When the producing account executive and managing account executive work as a team, the amount of new business production more than eclipses the additional costs.
Another important application of Effective Production Time is assignment of responsibilities. This may be the step prior to the hiring of a managing account executive; basically, what duties can be assigned to someone other than, and less expensive than, the producer?

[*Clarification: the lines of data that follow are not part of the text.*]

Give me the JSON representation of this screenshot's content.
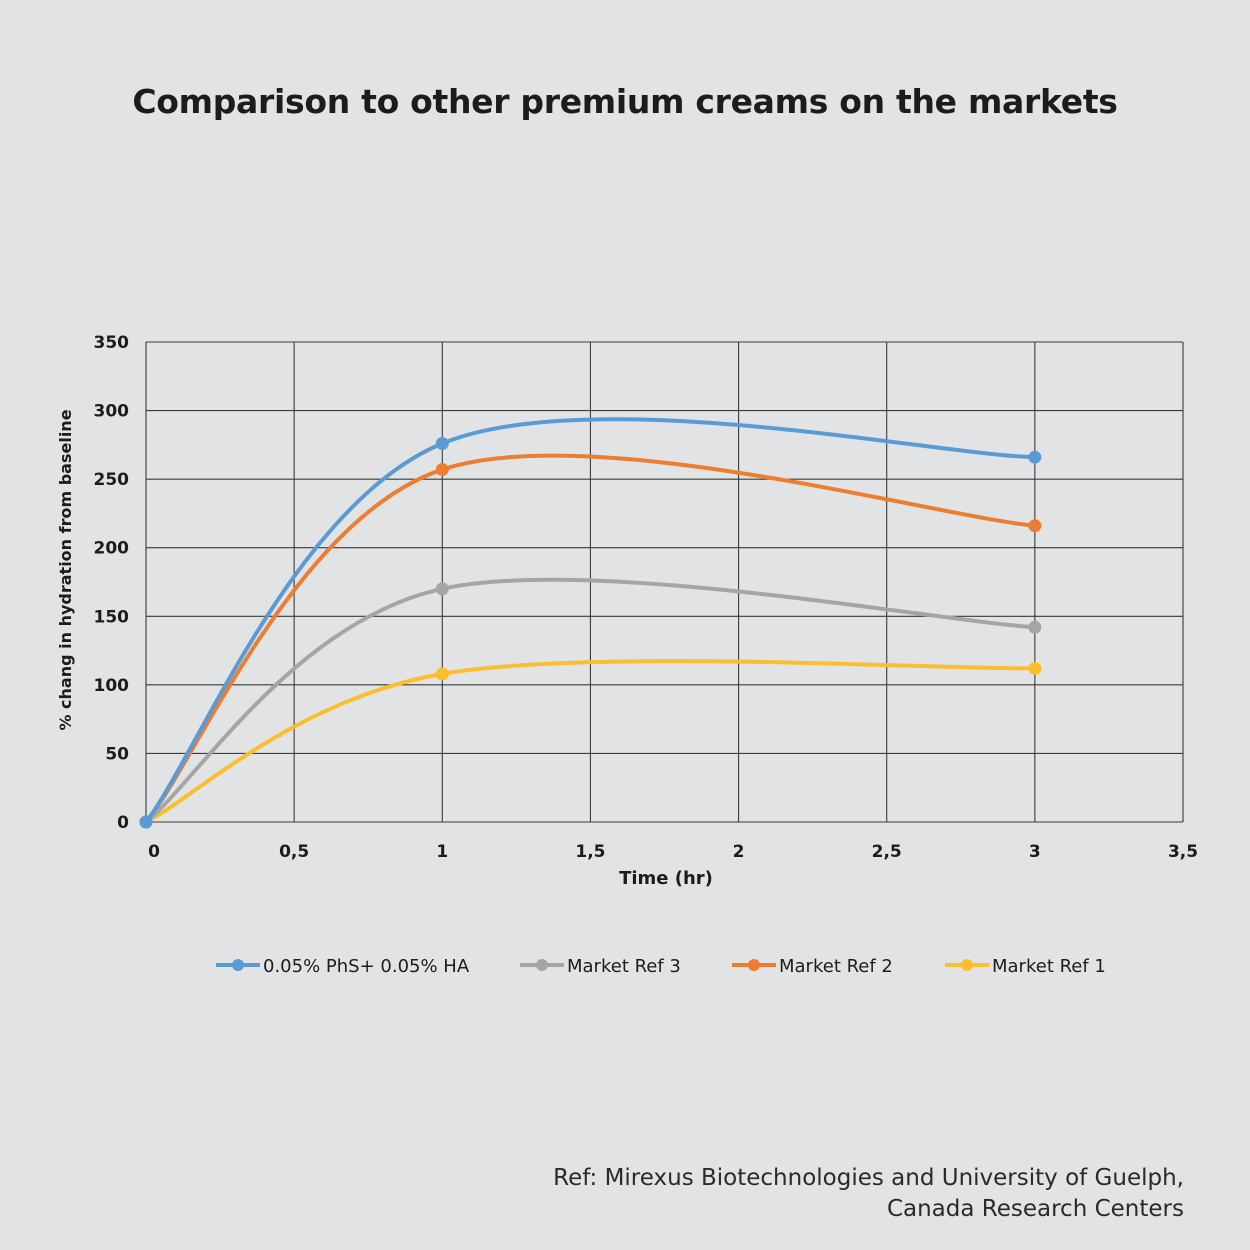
{
  "title": "Comparison to other premium creams on the markets",
  "reference": {
    "line1": "Ref: Mirexus Biotechnologies and University of Guelph,",
    "line2": "Canada Research Centers"
  },
  "chart_data": {
    "type": "line",
    "title": "Comparison to other premium creams on the markets",
    "xlabel": "Time (hr)",
    "ylabel": "% chang in hydration from baseline",
    "xlim": [
      0,
      3.5
    ],
    "ylim": [
      0,
      350
    ],
    "x_ticks": [
      "0",
      "0,5",
      "1",
      "1,5",
      "2",
      "2,5",
      "3",
      "3,5"
    ],
    "y_ticks": [
      "0",
      "50",
      "100",
      "150",
      "200",
      "250",
      "300",
      "350"
    ],
    "grid": true,
    "smooth": true,
    "legend_position": "bottom",
    "x": [
      0,
      1,
      3
    ],
    "series": [
      {
        "name": "0.05% PhS+ 0.05% HA",
        "color": "#5b9bd5",
        "values": [
          0,
          276,
          266
        ]
      },
      {
        "name": "Market Ref 3",
        "color": "#a5a5a5",
        "values": [
          0,
          170,
          142
        ]
      },
      {
        "name": "Market Ref 2",
        "color": "#ed7d31",
        "values": [
          0,
          257,
          216
        ]
      },
      {
        "name": "Market Ref 1",
        "color": "#fbbf2c",
        "values": [
          0,
          108,
          112
        ]
      }
    ]
  }
}
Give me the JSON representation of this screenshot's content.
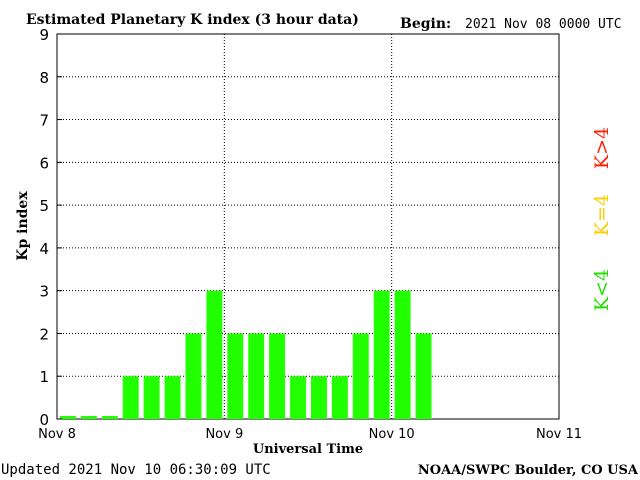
{
  "chart_data": {
    "type": "bar",
    "title": "Estimated Planetary K index (3 hour data)",
    "begin_label": "Begin:",
    "begin_value": "2021 Nov 08 0000 UTC",
    "ylabel": "Kp index",
    "xlabel": "Universal Time",
    "ylim": [
      0,
      9
    ],
    "yticks": [
      "0",
      "1",
      "2",
      "3",
      "4",
      "5",
      "6",
      "7",
      "8",
      "9"
    ],
    "xticks": [
      "Nov 8",
      "Nov 9",
      "Nov 10",
      "Nov 11"
    ],
    "slots_total": 24,
    "grid": true,
    "values": [
      0,
      0,
      0,
      1,
      1,
      1,
      2,
      3,
      2,
      2,
      2,
      1,
      1,
      1,
      2,
      3,
      3,
      2
    ],
    "bar_color": "#22ff00",
    "legend": [
      {
        "label": "K<4",
        "color": "#22dd00"
      },
      {
        "label": "K=4",
        "color": "#ffcc00"
      },
      {
        "label": "K>4",
        "color": "#ff2200"
      }
    ]
  },
  "footer": {
    "updated": "Updated 2021 Nov 10 06:30:09 UTC",
    "source": "NOAA/SWPC Boulder, CO USA"
  }
}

Assigning responsibilities to other team members can lower the required profitability threshold on individual accounts. However, an individual should not be assigned a job simply because they are “less expensive" than someone else; he or she must be fully capable of handling any responsibility assigned to them with only minimal guidance and supervision required. Space does not allow for a full exploration of this or the managing account executive positions; these are simply available options when the agency knows and understands effective production time.
Bringing it Together
Knowledge is the key to any agency's growth. Measure it to manage it. When the agency knows its realities, it can plan the most effective ways to manage those realities. Sometimes learning the reality of retention, closing and effective production time might be unpleasant, but no agency can fight a battle without taking stock of its strengths and weaknesses. The battle is profitable growth; a well-prepared and knowledgeable agency can win that battle.
Effective Production Time is the most important reality for any agency. With this information, more effective (and supported) business decisions and growth plans can be made.